Depuis mi-2013, les Etats-Unis et l'Union européenne tentent de parvenir à un accord qui supprimerait les barrières commerciales et réglementaires. Mais force est de constater que les discussions patinent. De son côté, le gouvernement français est monté au créneau à plusieurs reprises ces derniers mois en cas d'accord qui ne respecterait pas les intérêts de l'UE.

Si l'Union européenne n'obtient pas gain de cause dans les négociations, on pourra se prononcer. Personnellement, je ne suis pas pour un accord à n'importe quel prix.
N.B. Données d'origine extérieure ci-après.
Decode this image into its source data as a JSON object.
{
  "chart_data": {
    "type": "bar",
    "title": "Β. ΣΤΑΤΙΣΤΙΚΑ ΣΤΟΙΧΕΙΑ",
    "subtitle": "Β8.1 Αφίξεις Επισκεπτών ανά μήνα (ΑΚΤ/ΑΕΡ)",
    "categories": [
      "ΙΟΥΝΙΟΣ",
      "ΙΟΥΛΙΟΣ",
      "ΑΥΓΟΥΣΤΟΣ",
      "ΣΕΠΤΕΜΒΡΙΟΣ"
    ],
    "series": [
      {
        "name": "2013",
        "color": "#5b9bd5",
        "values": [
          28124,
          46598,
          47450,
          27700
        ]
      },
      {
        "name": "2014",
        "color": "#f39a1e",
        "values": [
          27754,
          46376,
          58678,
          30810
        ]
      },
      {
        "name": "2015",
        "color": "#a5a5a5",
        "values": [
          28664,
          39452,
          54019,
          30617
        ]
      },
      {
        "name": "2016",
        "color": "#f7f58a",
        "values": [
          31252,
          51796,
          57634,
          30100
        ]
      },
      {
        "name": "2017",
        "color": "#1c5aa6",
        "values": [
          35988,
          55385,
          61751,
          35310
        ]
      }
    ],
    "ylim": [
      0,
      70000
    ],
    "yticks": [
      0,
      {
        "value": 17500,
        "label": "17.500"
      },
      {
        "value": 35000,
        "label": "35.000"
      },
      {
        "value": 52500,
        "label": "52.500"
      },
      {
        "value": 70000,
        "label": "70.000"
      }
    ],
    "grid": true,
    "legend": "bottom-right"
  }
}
Mais à l'heure actuelle, on parle d'un accord qui n'est pas encore écrit et encore moins acté ! Il faut attendre le résultat final.

On nous accuse de céder face aux pressions américaines qui veulent imposer leurs normes (crainte sur un allègement des normes, oubli du principe de précaution, crainte de l'émergence d'un double système, NDLR), mais pour l'instant nous n'avons cédé ou lâché sur aucun point ! La Commission a insisté, à plusieurs reprises, sur les lignes rouges à ne pas franchir. Quant au supposé manque de transparence évoqué régulièrement, je tiens à rappeler que les documents sont accessibles et que n'importe qui peut avoir un aperçu de l'état des négociations.

Le 23 septembre, la France doit demander à la Slovaquie, lors de la réunion des 28 ministres européens du commerce extérieur, l'arrêt des négociations relatives au partenariat transatlantique. Doit-on considérer que le traité transatlantique est enterré ?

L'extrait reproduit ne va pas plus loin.